More and more people are reading health-related news stories from the internet due to ease of access. However, not all health-related news on the internet is reliable and there is mounting evidence of an “infodemic” of misinformation , which is exacerbated by sharing on social (Wang et al. 2019). Evaluating health-related news stories from the internet is difficult for two reasons: (1) news stories are abundant, and (2) evaluating health-related information requires expertise in the medical field, which most people do not have. Both health institutions and social media companies have undertaken several initiatives to combat the spread of health-related misinformation online. For example, the U.S. National Library of Medicine and National Institutes of Health (NIH) have developed tutorials to help people evaluate health-related information found on the internet.
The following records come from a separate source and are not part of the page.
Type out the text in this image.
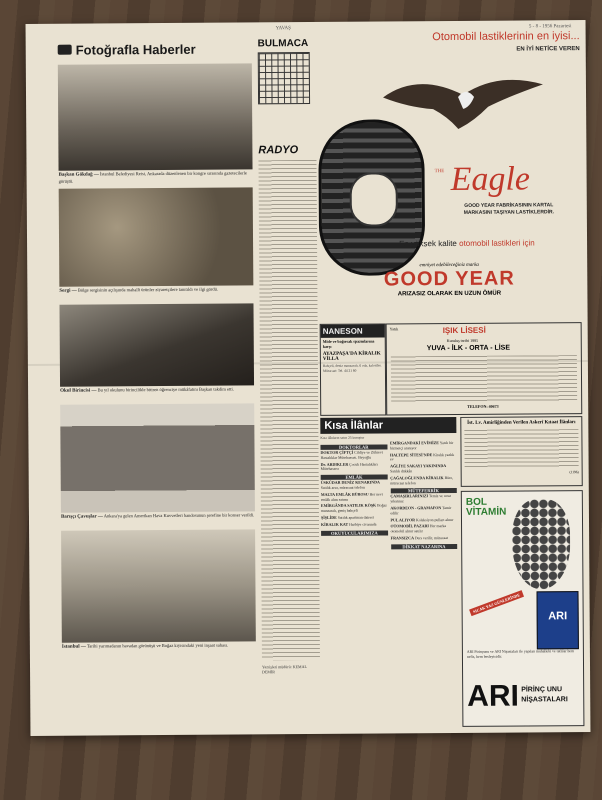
YAVAŞ	5 - 8 - 1956 Pazartesi
Fotoğrafla Haberler
Başkan Gökdağ — İstanbul Belediyesi Reisi, Ankarada düzenlenen bir kongre sırasında gazetecilerle görüştü.
Sergi — Bölge sergisinin açılışında mahalli ürünler ziyaretçilere tanıtıldı ve ilgi gördü.
Okul Birincisi — Bu yıl okulunu birincilikle bitiren öğrenciye mükâfatını Başkan takdim etti.
Barışçı Çavuşlar — Ankara'ya gelen Amerikan Hava Kuvvetleri bandosunun şerefine bir konser verildi.
İstanbul — Tarihi yarımadanın havadan görünüşü ve Boğaz kıyısındaki yeni inşaat sahası.
BULMACA
RADYO
Yazıişleri müdürü: KEMAL DEMİR
Otomobil lastiklerinin en iyisi...
EN İYİ NETİCE VEREN
THE Eagle
GOOD YEAR FABRİKASININ KARTAL MARKASINI TAŞIYAN LASTİKLERDİR.
En yüksek kalite otomobil lastikleri için
emniyet edebileceğiniz marka
GOOD YEAR
ARIZASIZ OLARAK EN UZUN ÖMÜR
NANESON
Mide ve bağırsak spazmlarına karşı
AYAZPAŞA'DA KİRALIK VİLLA
Bahçeli, deniz manzaralı, 6 oda, kalorifer. Müracaat: Tel. 44 21 60
Yatılı	IŞIK LİSESİ
Kuruluş tarihi 1885
YUVA - İLK - ORTA - LİSE
TELEFON: 40673
Kısa İlânlar
Kısa ilânların satırı 25 kuruştur
DOKTORLAR
DOKTOR ÇİFTÇİ Cildiye ve Zührevi Hastalıklar Mütehassısı. Beyoğlu
Dr. ARDIKLER Çocuk Hastalıkları Mütehassısı
EMLÂK
ÜSKÜDAR DENİZ KENARINDA Satılık arsa, müracaat telefon
MALTA EMLÂK BÜROSU Her nevi emlâk alım satımı
EMİRGÂNDA SATILIK KÖŞK Boğaz manzaralı, geniş bahçeli
ŞİŞLİDE Satılık apartman dairesi
KİRALIK KAT Harbiye civarında
OKUYUCULARIMIZA
EMİRGANDAKİ EVİMİZE Yatılı bir hizmetçi aranıyor
HALTEPE SİTESİ'NDE Kiralık yazlık ev
AĞLİYE SAKAYI YAKININDA Satılık dükkân
ÇAĞALOĞLUNDA KİRALIK Büro, müracaat telefon
MÜTEFERRİK
ÇAMAŞIRLARINIZI Temiz ve ucuz yıkatınız
AKORDEON - GRAMAFON Tamir edilir
PUL ALIYOR Koleksiyon pulları alınır
OTOMOBİL PAZARI Her marka otomobil alınır satılır
FRANSIZCA Ders verilir, müracaat
DİKKAT NAZARINA
İst. Lv. Amirliğinden Verilen Askerî Kıtaat İlânları
(1196)
BOL
VİTAMİN
SICAK YAZ GÜNLERİNDE
ARI
ARI Pirinçunu ve ARI Nişastaları ile yapılan muhallebi ve tatlılar hem nefis, hem besleyicidir.
ARI PİRİNÇ UNU
NİŞASTALARI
These tutorials require answering a list of questions to validate the information source and the veracity of the claims (NIH 2011; U.S. National Library of Medicine 2018). In addition, social media companies have employed third-party fact-checkers that issue warning labels to social media users about misleading or false information in an attempt to help people distinguish between reliable and unreliable news stories (Facebook n.d.).
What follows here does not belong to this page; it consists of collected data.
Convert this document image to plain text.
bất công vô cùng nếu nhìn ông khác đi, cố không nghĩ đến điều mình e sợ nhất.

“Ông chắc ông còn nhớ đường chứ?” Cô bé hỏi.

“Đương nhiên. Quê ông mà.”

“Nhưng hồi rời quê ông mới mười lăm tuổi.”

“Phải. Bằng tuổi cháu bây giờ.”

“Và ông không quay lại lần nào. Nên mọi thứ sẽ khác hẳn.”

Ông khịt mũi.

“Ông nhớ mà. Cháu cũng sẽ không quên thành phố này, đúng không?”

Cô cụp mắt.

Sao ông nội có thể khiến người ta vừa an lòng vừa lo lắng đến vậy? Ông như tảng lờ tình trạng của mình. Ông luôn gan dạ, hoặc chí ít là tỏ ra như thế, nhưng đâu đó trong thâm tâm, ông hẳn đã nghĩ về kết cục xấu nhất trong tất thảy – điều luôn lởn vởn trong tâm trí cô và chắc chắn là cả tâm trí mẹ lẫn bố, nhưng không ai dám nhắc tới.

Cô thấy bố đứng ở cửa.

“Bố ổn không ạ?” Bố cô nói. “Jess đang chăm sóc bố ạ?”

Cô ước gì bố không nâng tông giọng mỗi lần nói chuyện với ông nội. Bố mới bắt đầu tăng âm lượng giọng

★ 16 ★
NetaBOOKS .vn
Health tutorials and single-dimensional warnings issued by third-party fact-checkers may not be very effective for curbing misinformation for several reasons. Health tutorials are long and tedious, and people are neither equipped with the skills to evaluate health-related information nor have a desire to do so themselves. Single-dimensional warning labels issued by third-party fact-checkers may unnecessarily reduce complex health-related topics to simply being true or false. Healthcare experts, who have the expertise and the knowledge to evaluate highly specialized health-related information are better equipped to evaluate health-related news on a wide range of dimensions.
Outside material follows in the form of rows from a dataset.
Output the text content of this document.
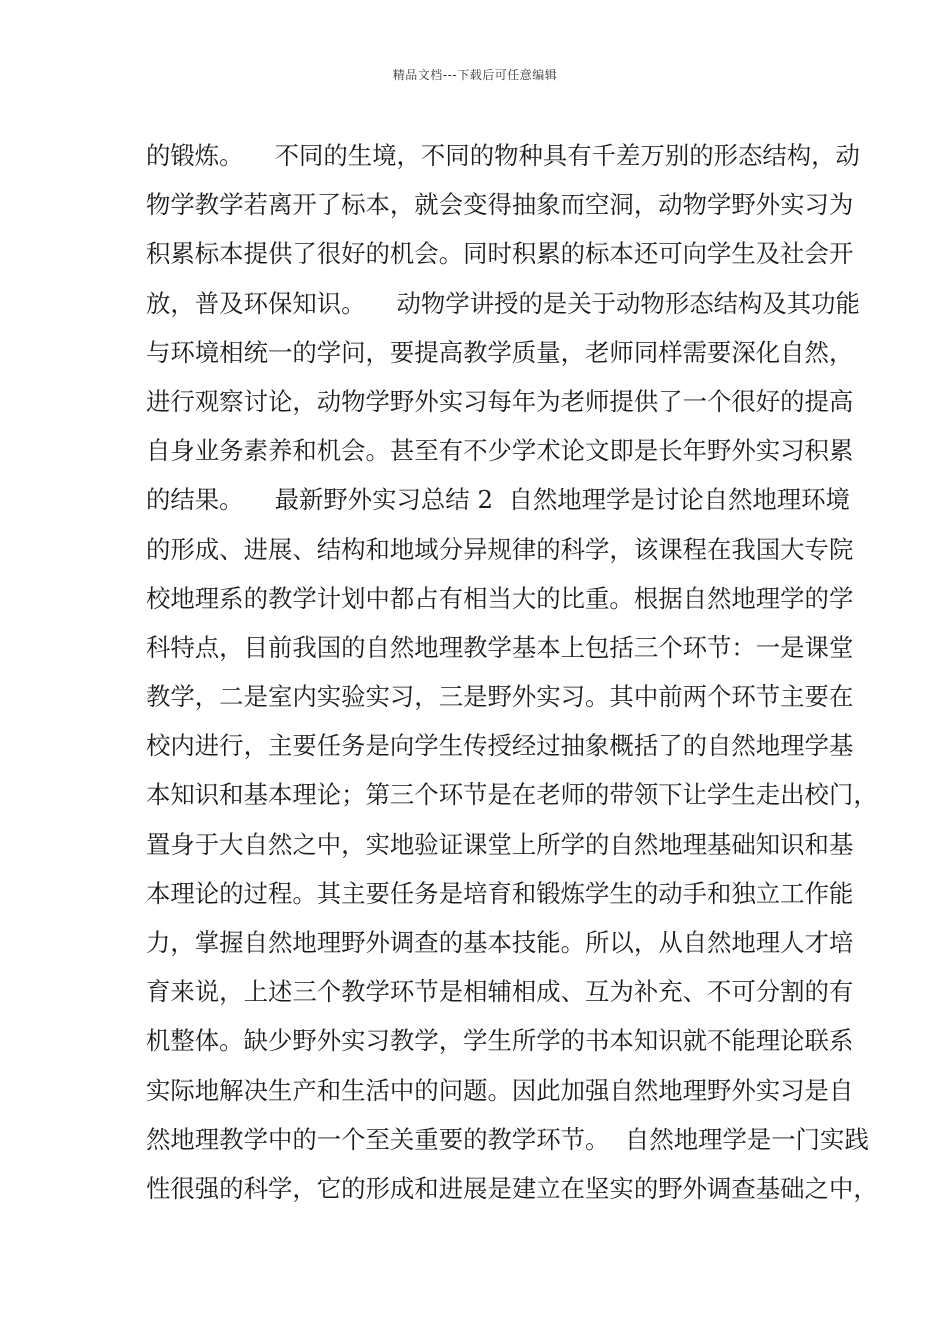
精品文档---下载后可任意编辑
的锻炼。    不同的生境，不同的物种具有千差万别的形态结构，动
物学教学若离开了标本，就会变得抽象而空洞，动物学野外实习为
积累标本提供了很好的机会。同时积累的标本还可向学生及社会开
放，普及环保知识。    动物学讲授的是关于动物形态结构及其功能
与环境相统一的学问，要提高教学质量，老师同样需要深化自然，
进行观察讨论，动物学野外实习每年为老师提供了一个很好的提高
自身业务素养和机会。甚至有不少学术论文即是长年野外实习积累
的结果。    最新野外实习总结 2  自然地理学是讨论自然地理环境
的形成、进展、结构和地域分异规律的科学，该课程在我国大专院
校地理系的教学计划中都占有相当大的比重。根据自然地理学的学
科特点，目前我国的自然地理教学基本上包括三个环节：一是课堂
教学，二是室内实验实习，三是野外实习。其中前两个环节主要在
校内进行，主要任务是向学生传授经过抽象概括了的自然地理学基
本知识和基本理论；第三个环节是在老师的带领下让学生走出校门，
置身于大自然之中，实地验证课堂上所学的自然地理基础知识和基
本理论的过程。其主要任务是培育和锻炼学生的动手和独立工作能
力，掌握自然地理野外调查的基本技能。所以，从自然地理人才培
育来说，上述三个教学环节是相辅相成、互为补充、不可分割的有
机整体。缺少野外实习教学，学生所学的书本知识就不能理论联系
实际地解决生产和生活中的问题。因此加强自然地理野外实习是自
然地理教学中的一个至关重要的教学环节。  自然地理学是一门实践
性很强的科学，它的形成和进展是建立在坚实的野外调查基础之中，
In this study, we combine lexicon-based text analysis with machine learning algorithms to create a model that evaluates health-related news stories disseminated online. We use Linguistic Inquiry and Word Count (LIWC) to analyze the linguistic content of 663 health-related news stories about medical interventions that are published in various media outlets during 2013-2018. We use Information Manipulation Theory (McCornack 1992; Zhou et al. 2020) to identify the relevant LIWC textual features for detecting health-related misinformation. We then develop an ensemble classifier that predicts the reliability of news stories for ten different criteria, and a second algorithm that predicts the overall reliability score of individual news stories. The results of this study can be used in the implementation of reliability badges on health-related news stories, which could be applicable in the context of social media and may help people identify unreliable health-related news more easily.